Beberapa waktu lalu, guna mereaktualisasikan pemikiran Romo Mangun dalam konteks kekinian, komunitas Mangunwijayan dan Forum Persaudaraan Umat Beriman (FPUB) menggelar dialog kebangsaan bertajuk “Romo Mangun Menggugat” pada Minggu malam (9/2/2014) di Aula Seminari Tinggi Santo Paulus, Kentungan, Jl. Kaliurang Km 7, Yogyakarta.
Lokasinya hanya seperlemparan batu dari Kerkop tempat jasad almarhum dikebumikan di pangkuan Ibu Pertiwi. 15 tahun silam, pada 10 Februari 1999 pejuang kemanusiaan yang rindu keadilan serta kebebasan itu mengembuskan nafas terakhir di Jakarta. Namun, warisan beliau berupa teladan nilai-nilai hidup senantiasa abadi.
Senada dengan pendapat Romo Yosep Suyatno Hadiatmojo Pr selaku Ketua Panitia. Inilah perbedaan antara warisan berupa materi dan warisan keteladanan hidup. Kalau warisan uang lama-kelamaan bisa habis. Namun, kalau warisan kebijaksanaan hidup dari almarhum Romo Mangun dapat terus berkembang jika kita gali bersama.
Warga eks Kedung Ombo, Sragen, Jawa Tengah dan Komunitas Kali Code, Yogyakarta yang pernah didampingi langsung secara intens oleh Romo Mangun juga hadir. Mereka rela duduk lesehan di aula. Menarik apa yang disampaikan Wakimin. Perwakilan warga eks Kedung Ombo, Romo Mangun itu tidak pernah membeda-bedakan agama A, B, atau C. Beliau pun siap sedia menolong masyarakat yang diintimidasi oleh pemerintah Orde Baru pada 1985-1989. Oleh sebab itu, sampai sekarang warga masih memajang foto Romo Mangun di setiap rumah. “Karena saking cintanya kami pada sang pejuang keadilan tersebut,” ujarnya.
Selain itu, pada 1979-1981, di bantaran Kali Code masih banyak berjajar rumah kumuh yang terbuat dari kardus bekas. Kalau menjelang kedatangan tamu kenegaraan ke Kota Gudeg, rumah-rumah kardus tersebut dibakar Satpol PP. Agar tak mengganggu pemandangan di sepanjang jalan. Di tengah apatisme kaum intelektual, Romo Mangun tanpa tedeng aling-aling menunjukkan keberpihakan kepada kaum miskin. Beliau tinggal bersama di tengah-tengah warga di bantaran Kali Code.
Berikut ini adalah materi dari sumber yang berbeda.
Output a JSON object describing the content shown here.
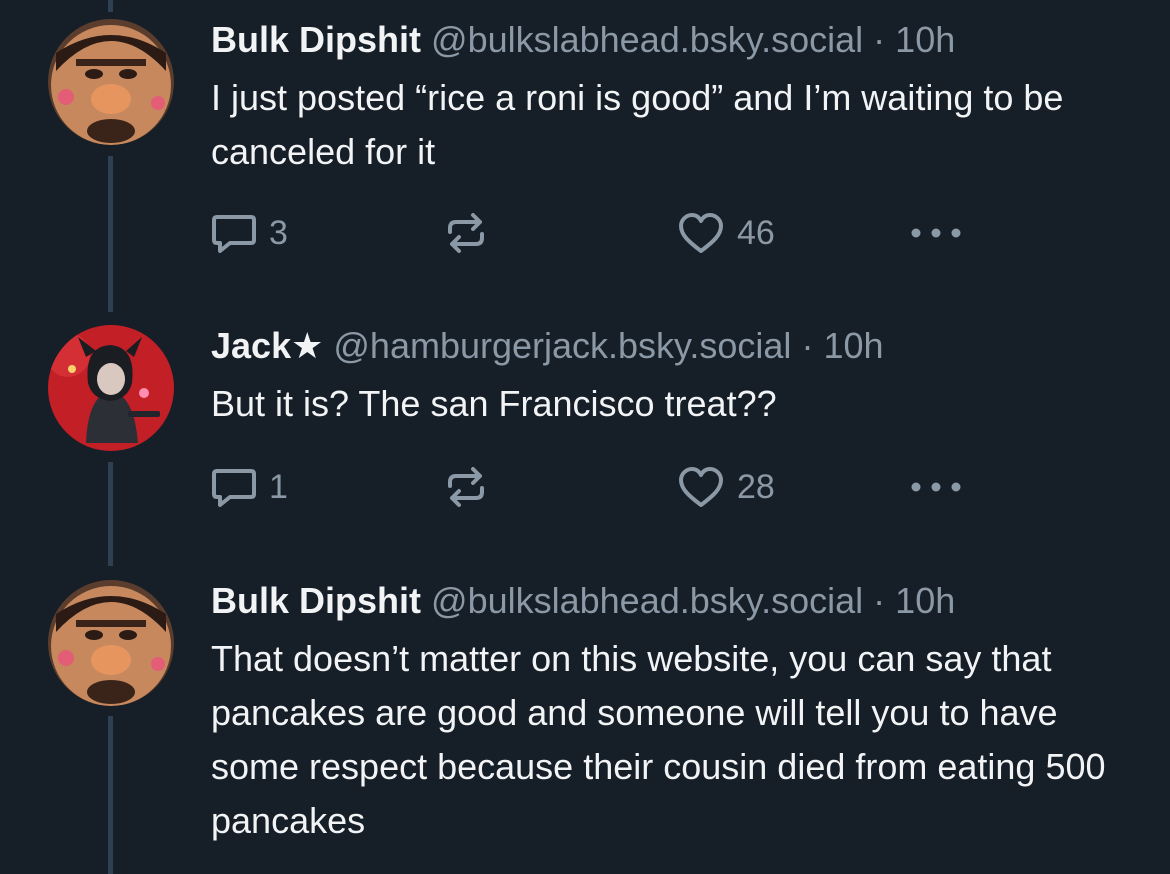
{
  "posts": [
    {
      "author_name": "Bulk Dipshit",
      "handle": "@bulkslabhead.bsky.social",
      "separator": "·",
      "time": "10h",
      "text": "I just posted “rice a roni is good” and I’m waiting to be canceled for it",
      "replies": "3",
      "likes": "46",
      "avatar": "bulk-dipshit-avatar"
    },
    {
      "author_name": "Jack★",
      "handle": "@hamburgerjack.bsky.social",
      "separator": "·",
      "time": "10h",
      "text": "But it is? The san Francisco treat??",
      "replies": "1",
      "likes": "28",
      "avatar": "jack-avatar"
    },
    {
      "author_name": "Bulk Dipshit",
      "handle": "@bulkslabhead.bsky.social",
      "separator": "·",
      "time": "10h",
      "text": "That doesn’t matter on this website, you can say that pancakes are good and someone will tell you to have some respect because their cousin died from eating 500 pancakes",
      "avatar": "bulk-dipshit-avatar"
    }
  ],
  "icons": {
    "reply": "speech-bubble-icon",
    "repost": "repost-arrows-icon",
    "like": "heart-outline-icon",
    "more": "ellipsis-icon"
  },
  "colors": {
    "background": "#161e27",
    "text_primary": "#f1f3f5",
    "text_secondary": "#8b98a5",
    "thread_line": "#2e4052"
  }
}
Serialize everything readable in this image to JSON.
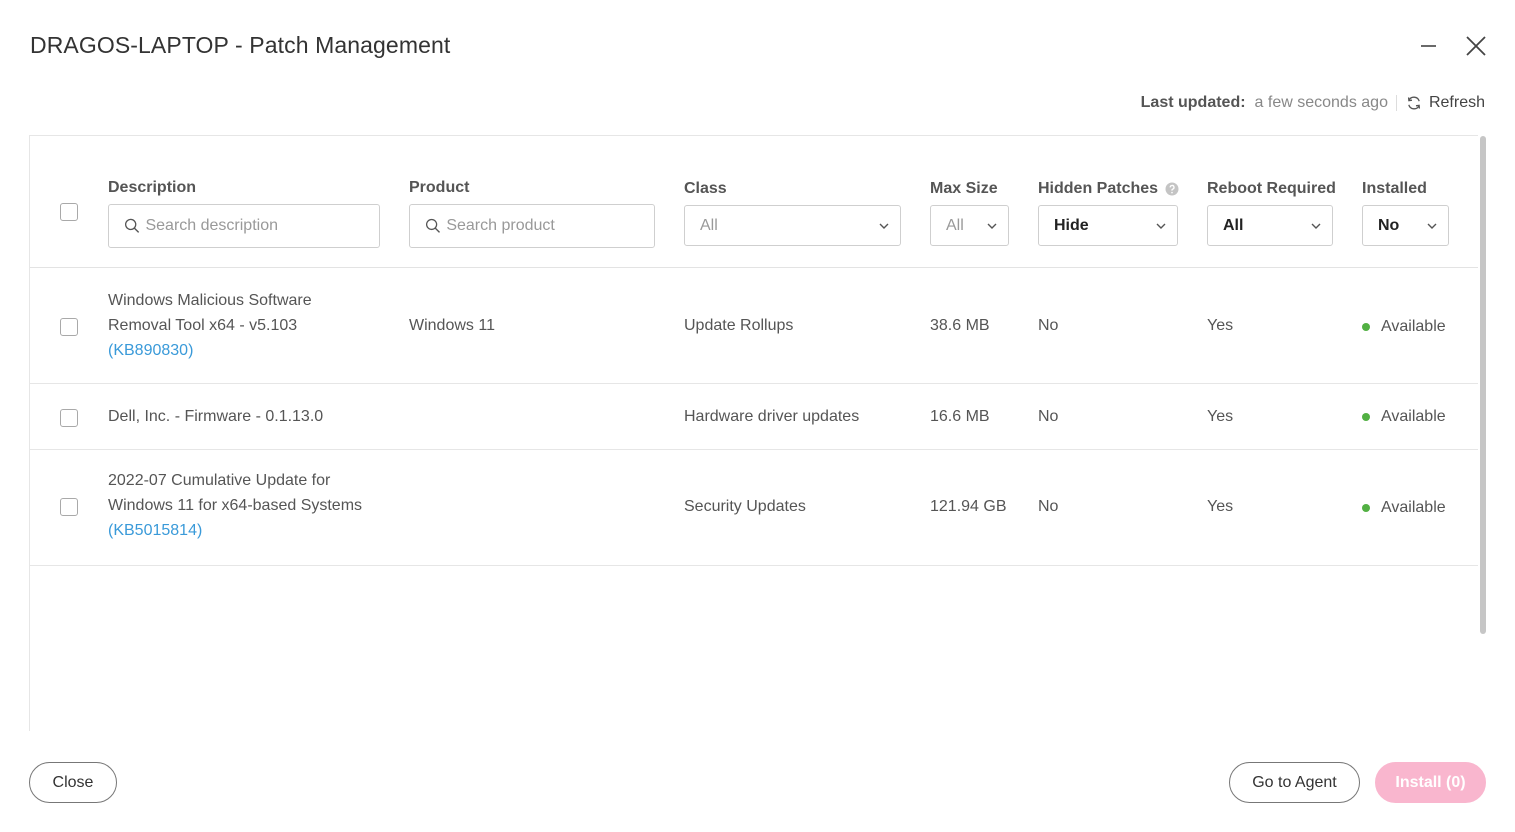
{
  "dialog": {
    "title": "DRAGOS-LAPTOP - Patch Management",
    "last_updated_label": "Last updated:",
    "last_updated_value": "a few seconds ago",
    "refresh_label": "Refresh"
  },
  "columns": {
    "description": "Description",
    "product": "Product",
    "class": "Class",
    "max_size": "Max Size",
    "hidden_patches": "Hidden Patches",
    "reboot_required": "Reboot Required",
    "installed": "Installed"
  },
  "filters": {
    "description_placeholder": "Search description",
    "product_placeholder": "Search product",
    "class_value": "All",
    "max_size_value": "All",
    "hidden_patches_value": "Hide",
    "reboot_required_value": "All",
    "installed_value": "No"
  },
  "rows": [
    {
      "description_line1": "Windows Malicious Software",
      "description_line2": "Removal Tool x64 - v5.103",
      "kb": "(KB890830)",
      "product": "Windows 11",
      "class": "Update Rollups",
      "size": "38.6 MB",
      "hidden": "No",
      "reboot": "Yes",
      "status": "Available"
    },
    {
      "description_line1": "Dell, Inc. - Firmware - 0.1.13.0",
      "product": "",
      "class": "Hardware driver updates",
      "size": "16.6 MB",
      "hidden": "No",
      "reboot": "Yes",
      "status": "Available"
    },
    {
      "description_line1": "2022-07 Cumulative Update for",
      "description_line2": "Windows 11 for x64-based Systems",
      "kb": "(KB5015814)",
      "product": "",
      "class": "Security Updates",
      "size": "121.94 GB",
      "hidden": "No",
      "reboot": "Yes",
      "status": "Available"
    }
  ],
  "footer": {
    "close_label": "Close",
    "go_to_agent_label": "Go to Agent",
    "install_label": "Install (0)"
  },
  "colors": {
    "link": "#3a9ad9",
    "status_available": "#52b043",
    "install_disabled": "#f9b6ce"
  }
}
Menurut kesaksian Pendeta Bambang, jika ada petugas yang datang hendak membakar rumah-rumah kardus tersebut, Romo Mangun berkata tegas, “Bakar dulu saya!” Artinya, Romo Mangun tak hanya berkotbah di atas mimbar, tapi terjun langsung dan berjuang demi kaum marjinal.
Dari aspek sosial, ilustrasi yang disampaikan Ki Demang dari Komunitas Sunda Wiwitan menunjukkan sisi manusiawi Romo Mangun. Menurutnya, almarhum mengajari manusia agar jangan memagari rumah dengan beling (pecahan kaca). Namun, gunakanlah piring (makanan). Agar tetangga yang hendak berkunjung ke rumah merasa nyaman. Jangan seperti kebanyakan rumah-rumah di kota besar yang berpagar tinggi, dijaga satpam, dan ada tulisan: awas anjing galak! Kiranya filosofi tersebut kian menemukan relevansinya dalam konteks zaman modern dewasa ini, bukan?
Ahmad Zaenudin yang bertindak sebagai moderator diskusi turut urun rembug. Dalam pengantarnya, arsitek asal Universitas Gadjah Mada (UGM) Yogyakarta tersebut memaparkan ciri-ciri bangunan ala Romo Mangun. Kalau disingkat menjadi 3 A. Yakni ayu (cantik atau indah), ayom (aman), ayem (damai dan nyaman). Bahkan di Gg. Kuwera, Yogyakarta Romo Mangun begitu telaten memanfaatkan potongan-potongan kayu ukuran 2 x 3cm. Material yang dipandang sebelah mata tetap memiliki nilai guna dan artistik. Sekecil apapun bahan yang tersisa jangan sampai dibuang percuma.